ACOMPAÑAMIENTO A JÓVENES (CON ESPECIAL MIRADA A LOS JÓVENES LGTBI) Descarga aquí el artículo en PDF
Jesús Sastre García
Acompañar espiritualmente a jóvenes LGTBI supone moverse en una de las fronteras existenciales; aunque se han dado pasos, todavía muchos católicos consideran este «territorio» como algo extraño. Sin duda que estamos ante algo conflictivo, especialmente para los que se encuentran en esta situación. Y a nivel eclesial, nos faltan herramientas para acoger, acompañar e integrar a estas personas en una vida eclesial plena. Las personas LGTBI cristianas sienten profundamente lo que son en su propia identidad y, al tiempo, quieren vivir y crecer en la fe con todo lo que implica. A veces se encuentran ante el dilema de compatibilizar sin más planteamiento orientación sexual y fe, o bien alejarse de toda pertenencia y práctica religiosa comunitaria.
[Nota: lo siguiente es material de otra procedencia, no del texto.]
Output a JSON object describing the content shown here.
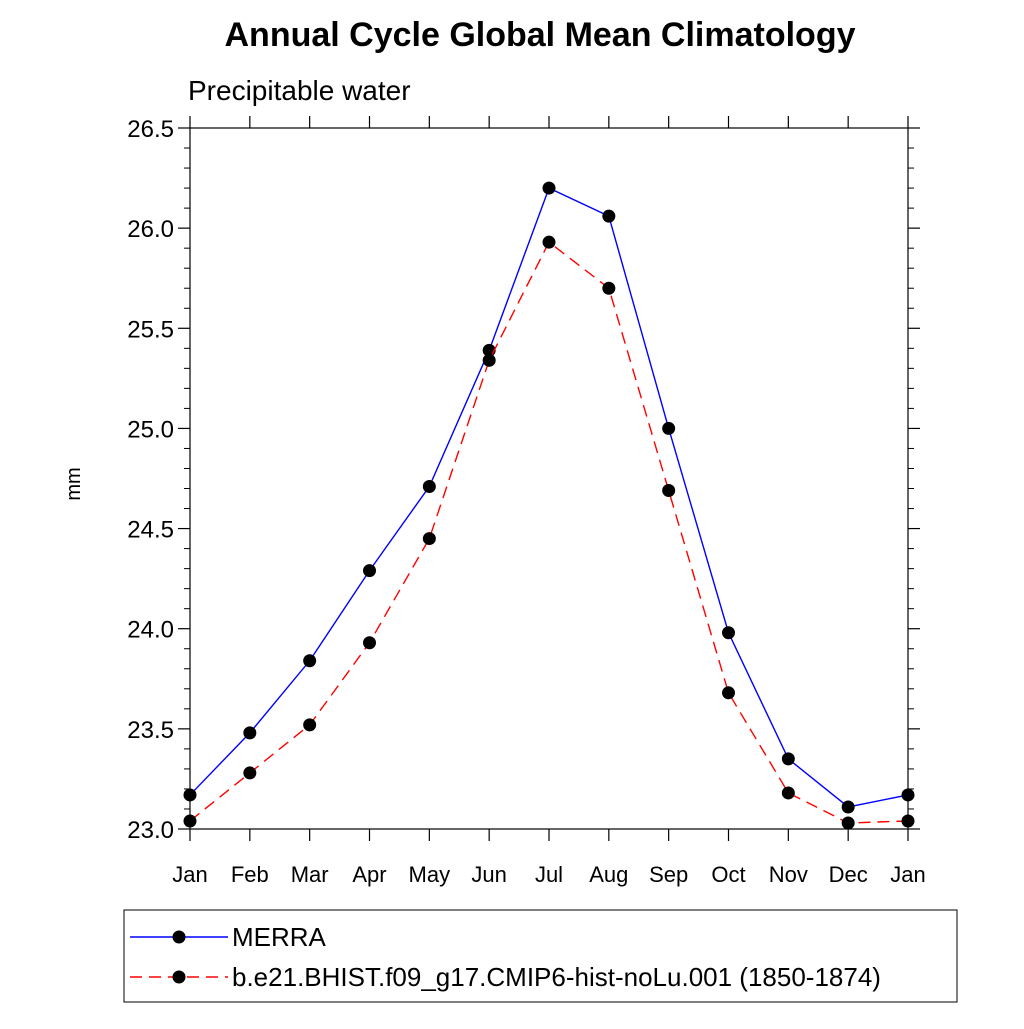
{
  "chart_data": {
    "type": "line",
    "title": "Annual Cycle Global Mean Climatology",
    "subtitle": "Precipitable water",
    "xlabel": "",
    "ylabel": "mm",
    "categories": [
      "Jan",
      "Feb",
      "Mar",
      "Apr",
      "May",
      "Jun",
      "Jul",
      "Aug",
      "Sep",
      "Oct",
      "Nov",
      "Dec",
      "Jan"
    ],
    "ylim": [
      23.0,
      26.5
    ],
    "yticks": [
      23.0,
      23.5,
      24.0,
      24.5,
      25.0,
      25.5,
      26.0,
      26.5
    ],
    "ytick_labels": [
      "23.0",
      "23.5",
      "24.0",
      "24.5",
      "25.0",
      "25.5",
      "26.0",
      "26.5"
    ],
    "grid": false,
    "legend_placement": "bottom",
    "series": [
      {
        "name": "MERRA",
        "color": "#0000ff",
        "dash": "solid",
        "marker": "filled-circle",
        "values": [
          23.17,
          23.48,
          23.84,
          24.29,
          24.71,
          25.39,
          26.2,
          26.06,
          25.0,
          23.98,
          23.35,
          23.11,
          23.17
        ]
      },
      {
        "name": "b.e21.BHIST.f09_g17.CMIP6-hist-noLu.001 (1850-1874)",
        "color": "#ff0000",
        "dash": "dashed",
        "marker": "filled-circle",
        "values": [
          23.04,
          23.28,
          23.52,
          23.93,
          24.45,
          25.34,
          25.93,
          25.7,
          24.69,
          23.68,
          23.18,
          23.03,
          23.04
        ]
      }
    ]
  }
}
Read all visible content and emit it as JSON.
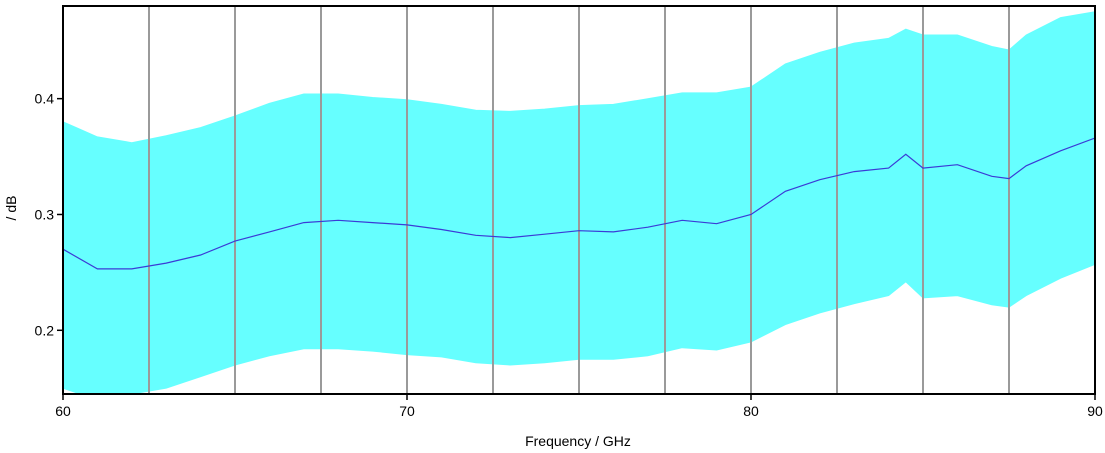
{
  "chart_data": {
    "type": "area",
    "title": "",
    "xlabel": "Frequency / GHz",
    "ylabel": "/ dB",
    "xlim": [
      60,
      90
    ],
    "ylim": [
      0.145,
      0.48
    ],
    "x_ticks": [
      60,
      70,
      80,
      90
    ],
    "x_tick_labels": [
      "60",
      "70",
      "80",
      "90"
    ],
    "y_ticks": [
      0.2,
      0.3,
      0.4
    ],
    "y_tick_labels": [
      "0.2",
      "0.3",
      "0.4"
    ],
    "vertical_lines": [
      62.5,
      65,
      67.5,
      70,
      72.5,
      75,
      77.5,
      80,
      82.5,
      85,
      87.5
    ],
    "legend": "none",
    "colors": {
      "band": "#66ffff",
      "mean": "#3b3bd6",
      "gridline": "#9a9a9a",
      "axis": "#000000"
    },
    "series": [
      {
        "x": [
          60,
          61,
          62,
          63,
          64,
          65,
          66,
          67,
          68,
          69,
          70,
          71,
          72,
          73,
          74,
          75,
          76,
          77,
          78,
          79,
          80,
          81,
          82,
          83,
          84,
          84.5,
          85,
          86,
          87,
          87.5,
          88,
          89,
          90
        ],
        "values": [
          0.27,
          0.253,
          0.253,
          0.258,
          0.265,
          0.277,
          0.285,
          0.293,
          0.295,
          0.293,
          0.291,
          0.287,
          0.282,
          0.28,
          0.283,
          0.286,
          0.285,
          0.289,
          0.295,
          0.292,
          0.3,
          0.32,
          0.33,
          0.337,
          0.34,
          0.352,
          0.34,
          0.343,
          0.333,
          0.331,
          0.342,
          0.355,
          0.366
        ]
      },
      {
        "x": [
          60,
          61,
          62,
          63,
          64,
          65,
          66,
          67,
          68,
          69,
          70,
          71,
          72,
          73,
          74,
          75,
          76,
          77,
          78,
          79,
          80,
          81,
          82,
          83,
          84,
          84.5,
          85,
          86,
          87,
          87.5,
          88,
          89,
          90
        ],
        "values": [
          0.38,
          0.367,
          0.362,
          0.368,
          0.375,
          0.385,
          0.396,
          0.404,
          0.404,
          0.401,
          0.399,
          0.395,
          0.39,
          0.389,
          0.391,
          0.394,
          0.395,
          0.4,
          0.405,
          0.405,
          0.41,
          0.43,
          0.44,
          0.448,
          0.452,
          0.46,
          0.455,
          0.455,
          0.445,
          0.442,
          0.455,
          0.47,
          0.475
        ]
      },
      {
        "x": [
          60,
          61,
          62,
          63,
          64,
          65,
          66,
          67,
          68,
          69,
          70,
          71,
          72,
          73,
          74,
          75,
          76,
          77,
          78,
          79,
          80,
          81,
          82,
          83,
          84,
          84.5,
          85,
          86,
          87,
          87.5,
          88,
          89,
          90
        ],
        "values": [
          0.15,
          0.14,
          0.145,
          0.15,
          0.16,
          0.17,
          0.178,
          0.184,
          0.184,
          0.182,
          0.179,
          0.177,
          0.172,
          0.17,
          0.172,
          0.175,
          0.175,
          0.178,
          0.185,
          0.183,
          0.19,
          0.205,
          0.215,
          0.223,
          0.23,
          0.242,
          0.228,
          0.23,
          0.222,
          0.22,
          0.23,
          0.245,
          0.257
        ]
      }
    ]
  }
}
Para que se pueda dar un encuentro fructífero en los contextos eclesiales, necesitamos un lenguaje compartido que nos permita entendernos, el conocimiento de lo que dice la ciencia actual sobre la diversidad sexual, superar tópicos y malentendidos fruto del miedo a lo desconocido, y evitar la LGTBIfobia.
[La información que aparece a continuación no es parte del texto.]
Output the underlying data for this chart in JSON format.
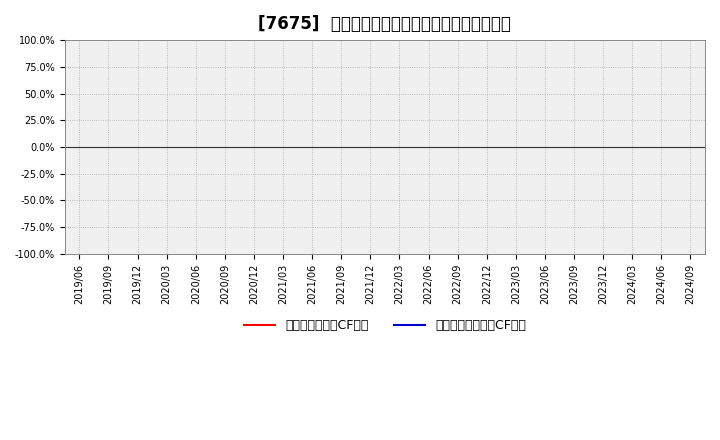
{
  "title": "[7675]  有利子負債キャッシュフロー比率の推移",
  "title_fontsize": 12,
  "background_color": "#ffffff",
  "plot_bg_color": "#f0f0f0",
  "ylim": [
    -1.0,
    1.0
  ],
  "yticks": [
    -1.0,
    -0.75,
    -0.5,
    -0.25,
    0.0,
    0.25,
    0.5,
    0.75,
    1.0
  ],
  "ytick_labels": [
    "-100.0%",
    "-75.0%",
    "-50.0%",
    "-25.0%",
    "0.0%",
    "25.0%",
    "50.0%",
    "75.0%",
    "100.0%"
  ],
  "xtick_labels": [
    "2019/06",
    "2019/09",
    "2019/12",
    "2020/03",
    "2020/06",
    "2020/09",
    "2020/12",
    "2021/03",
    "2021/06",
    "2021/09",
    "2021/12",
    "2022/03",
    "2022/06",
    "2022/09",
    "2022/12",
    "2023/03",
    "2023/06",
    "2023/09",
    "2023/12",
    "2024/03",
    "2024/06",
    "2024/09"
  ],
  "legend": [
    {
      "label": "有利子負債営業CF比率",
      "color": "#ff0000"
    },
    {
      "label": "有利子負債フリーCF比率",
      "color": "#0000cc"
    }
  ],
  "grid_color": "#aaaaaa",
  "zero_line_color": "#333333",
  "tick_fontsize": 7,
  "legend_fontsize": 9
}
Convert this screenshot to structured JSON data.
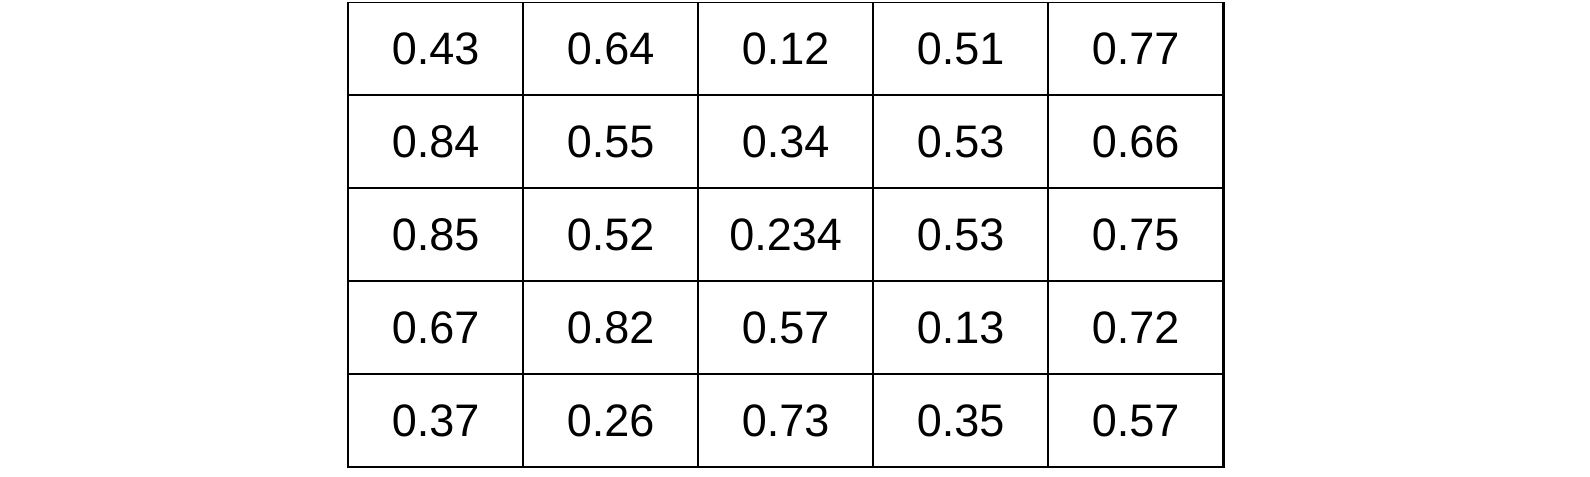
{
  "table": {
    "rows": [
      [
        "0.43",
        "0.64",
        "0.12",
        "0.51",
        "0.77"
      ],
      [
        "0.84",
        "0.55",
        "0.34",
        "0.53",
        "0.66"
      ],
      [
        "0.85",
        "0.52",
        "0.234",
        "0.53",
        "0.75"
      ],
      [
        "0.67",
        "0.82",
        "0.57",
        "0.13",
        "0.72"
      ],
      [
        "0.37",
        "0.26",
        "0.73",
        "0.35",
        "0.57"
      ]
    ]
  }
}
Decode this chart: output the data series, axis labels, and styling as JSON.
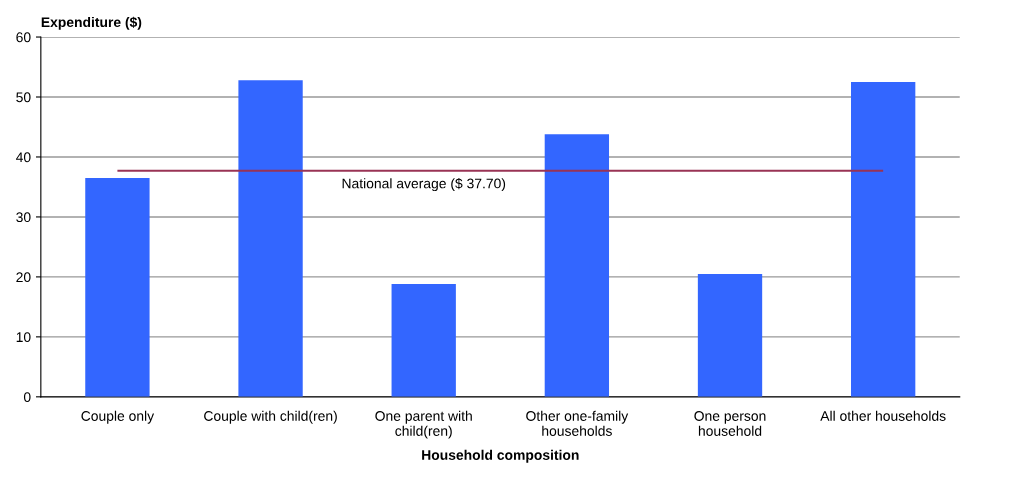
{
  "chart_data": {
    "type": "bar",
    "xlabel": "Household composition",
    "ylabel": "Expenditure ($)",
    "categories": [
      "Couple only",
      "Couple with child(ren)",
      "One parent with\nchild(ren)",
      "Other one-family\nhouseholds",
      "One person\nhousehold",
      "All other households"
    ],
    "values": [
      36.5,
      52.8,
      18.8,
      43.8,
      20.5,
      52.5
    ],
    "color": "#3366ff",
    "ylim": [
      0,
      60
    ],
    "yticks": [
      0,
      10,
      20,
      30,
      40,
      50,
      60
    ],
    "grid": "y",
    "ref_lines": [
      {
        "axis": "y",
        "value": 37.7,
        "label": "National average ($ 37.70)",
        "color": "#993355"
      }
    ]
  }
}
En muchos casos hay que acompañar tanto a la persona LGTBI como a la comunidad de referencia, para que sea una comunidad inclusiva. Esto conlleva el encuentro acogedor y sanador que facilite el crecimiento a nivel personal, social y religioso. El acompañante, para poder facilitar esta labor de intermediación, necesita una formación sólida en lo humano, teológico y espiritual, además de una fuerte pertenencia eclesial.
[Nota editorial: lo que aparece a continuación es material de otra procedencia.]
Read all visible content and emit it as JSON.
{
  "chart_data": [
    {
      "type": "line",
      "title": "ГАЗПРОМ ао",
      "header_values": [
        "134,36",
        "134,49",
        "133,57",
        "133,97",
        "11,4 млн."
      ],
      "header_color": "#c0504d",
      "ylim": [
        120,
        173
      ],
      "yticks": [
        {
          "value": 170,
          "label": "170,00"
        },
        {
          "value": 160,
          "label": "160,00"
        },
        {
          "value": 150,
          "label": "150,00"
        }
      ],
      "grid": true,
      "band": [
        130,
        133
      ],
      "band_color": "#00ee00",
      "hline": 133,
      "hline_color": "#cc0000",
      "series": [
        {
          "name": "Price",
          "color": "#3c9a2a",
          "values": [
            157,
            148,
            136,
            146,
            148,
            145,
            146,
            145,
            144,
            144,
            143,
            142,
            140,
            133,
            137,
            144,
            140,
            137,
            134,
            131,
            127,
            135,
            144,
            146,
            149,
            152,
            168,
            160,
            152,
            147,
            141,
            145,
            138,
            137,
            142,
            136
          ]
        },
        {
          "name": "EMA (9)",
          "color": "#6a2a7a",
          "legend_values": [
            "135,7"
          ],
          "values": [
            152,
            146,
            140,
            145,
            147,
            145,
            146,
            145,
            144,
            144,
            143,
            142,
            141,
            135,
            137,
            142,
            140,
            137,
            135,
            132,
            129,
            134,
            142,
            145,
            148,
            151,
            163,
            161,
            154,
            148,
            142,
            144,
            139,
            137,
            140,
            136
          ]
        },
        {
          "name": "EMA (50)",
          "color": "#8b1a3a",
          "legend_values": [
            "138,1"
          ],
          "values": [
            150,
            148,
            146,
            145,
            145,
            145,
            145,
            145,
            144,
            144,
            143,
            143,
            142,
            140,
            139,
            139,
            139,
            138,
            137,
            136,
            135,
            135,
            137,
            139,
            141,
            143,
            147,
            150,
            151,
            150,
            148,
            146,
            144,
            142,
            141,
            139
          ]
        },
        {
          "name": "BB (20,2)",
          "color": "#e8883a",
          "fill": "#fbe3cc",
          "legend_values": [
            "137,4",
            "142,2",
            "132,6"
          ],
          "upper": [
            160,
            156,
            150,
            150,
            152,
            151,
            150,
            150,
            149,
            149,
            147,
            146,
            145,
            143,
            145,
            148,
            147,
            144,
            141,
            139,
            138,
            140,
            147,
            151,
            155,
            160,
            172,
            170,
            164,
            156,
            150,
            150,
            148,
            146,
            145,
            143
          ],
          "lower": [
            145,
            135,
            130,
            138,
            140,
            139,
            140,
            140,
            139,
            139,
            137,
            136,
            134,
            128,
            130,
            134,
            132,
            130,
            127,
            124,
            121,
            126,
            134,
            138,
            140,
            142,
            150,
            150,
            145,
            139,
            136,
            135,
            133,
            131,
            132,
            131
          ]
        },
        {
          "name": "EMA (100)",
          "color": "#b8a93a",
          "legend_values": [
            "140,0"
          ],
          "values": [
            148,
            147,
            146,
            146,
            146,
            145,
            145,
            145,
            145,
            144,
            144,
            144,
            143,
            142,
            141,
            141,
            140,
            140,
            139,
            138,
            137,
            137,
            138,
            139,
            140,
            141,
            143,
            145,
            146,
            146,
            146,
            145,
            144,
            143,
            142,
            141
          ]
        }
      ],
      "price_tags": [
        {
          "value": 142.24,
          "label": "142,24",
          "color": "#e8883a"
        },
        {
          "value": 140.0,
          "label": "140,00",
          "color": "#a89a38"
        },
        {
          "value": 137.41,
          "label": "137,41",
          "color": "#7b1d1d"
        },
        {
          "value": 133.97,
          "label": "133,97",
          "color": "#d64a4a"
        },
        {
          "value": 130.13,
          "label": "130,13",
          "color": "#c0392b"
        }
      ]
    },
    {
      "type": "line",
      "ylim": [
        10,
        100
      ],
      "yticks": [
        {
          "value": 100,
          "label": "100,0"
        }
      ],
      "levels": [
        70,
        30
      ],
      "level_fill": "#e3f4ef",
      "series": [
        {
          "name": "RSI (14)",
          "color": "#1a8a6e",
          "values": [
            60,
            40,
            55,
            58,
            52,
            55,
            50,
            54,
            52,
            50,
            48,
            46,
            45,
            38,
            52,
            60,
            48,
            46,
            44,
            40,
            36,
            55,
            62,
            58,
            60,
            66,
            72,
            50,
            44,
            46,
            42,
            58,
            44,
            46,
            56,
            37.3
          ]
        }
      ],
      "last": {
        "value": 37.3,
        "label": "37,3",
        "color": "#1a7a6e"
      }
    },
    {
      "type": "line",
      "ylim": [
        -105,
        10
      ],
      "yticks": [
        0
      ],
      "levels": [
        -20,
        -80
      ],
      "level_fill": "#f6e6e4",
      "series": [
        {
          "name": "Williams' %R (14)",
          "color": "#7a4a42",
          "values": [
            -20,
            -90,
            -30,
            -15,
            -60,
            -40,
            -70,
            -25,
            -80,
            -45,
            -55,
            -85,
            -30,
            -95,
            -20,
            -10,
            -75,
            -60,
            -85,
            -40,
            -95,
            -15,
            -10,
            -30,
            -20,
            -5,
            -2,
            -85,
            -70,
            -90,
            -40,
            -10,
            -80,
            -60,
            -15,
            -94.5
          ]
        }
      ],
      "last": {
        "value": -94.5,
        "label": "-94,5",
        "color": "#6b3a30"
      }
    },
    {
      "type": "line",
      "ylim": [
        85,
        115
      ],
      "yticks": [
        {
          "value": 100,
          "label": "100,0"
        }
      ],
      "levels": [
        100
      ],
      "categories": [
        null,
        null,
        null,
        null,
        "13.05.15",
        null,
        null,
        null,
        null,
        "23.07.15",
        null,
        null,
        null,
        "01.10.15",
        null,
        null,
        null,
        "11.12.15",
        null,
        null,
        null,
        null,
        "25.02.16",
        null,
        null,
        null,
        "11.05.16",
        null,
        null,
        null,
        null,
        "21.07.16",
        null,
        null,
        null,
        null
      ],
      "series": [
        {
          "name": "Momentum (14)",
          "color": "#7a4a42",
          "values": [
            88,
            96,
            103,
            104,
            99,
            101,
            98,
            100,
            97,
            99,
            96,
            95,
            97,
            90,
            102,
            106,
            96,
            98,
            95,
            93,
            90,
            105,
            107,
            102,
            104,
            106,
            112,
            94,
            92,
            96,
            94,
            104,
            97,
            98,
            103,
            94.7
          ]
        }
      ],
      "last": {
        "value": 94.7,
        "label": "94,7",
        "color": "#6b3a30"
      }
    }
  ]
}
El acompañamiento personal debe comenzar y sostenerse por una escucha atenta que permita al acompañado verbalizar aspectos vitales con frecuencia ocultados durante mucho tiempo y que no son fáciles de comunicar. La escucha empática no implica interrogatorio, juicio moral ni dirigismo. La comunicación de los sentimientos constituye el elemento fundamental para poder manejar la situación vital. Se trata de ayudar a la persona a que se exprese, conozca mejor su situación, la asuma, la ilumine y la contraste para que, en paz y libertad, pueda tomar las mejores decisiones. En todo momento hay que ver a la otra persona como totalidad y unidad. Las aportaciones de la pedagogía no directiva de Carl Rogers pueden facilitar mucho esta tarea. Este autor ve a la persona como un todo organizado, dinámico y abierto en camino hacia mayores niveles de conciencia y realización personal, sea como sea su historia, problemas y condicionamientos. La visión es profundamente optimista: toda persona, en términos de normalidad, debidamente clarifica y motivada es capaz por sí misma de ir mejorando su existencia en todos los aspectos. Se trata de un proceso no-directivo que requiere información y motivación sin ejercer valoraciones o presiones. Este clima de libertad es el que mejor propicia el desarrollo personal, pues el proceso de ayuda se centra en las necesidades internas de la persona. Rogers pensaba que toda persona tiene un potencial de bondad en su interior que le impulsa a la mejora constante; una de sus frases célebres es «cuando miro el mundo soy pesimista, pero cuando miro a la gente soy optimista». En consecuencia, las cualidades propias del acompañante son la empatía (ponerse en lugar del otro) y autenticidad (la coherencia entre su mundo interior y exterior).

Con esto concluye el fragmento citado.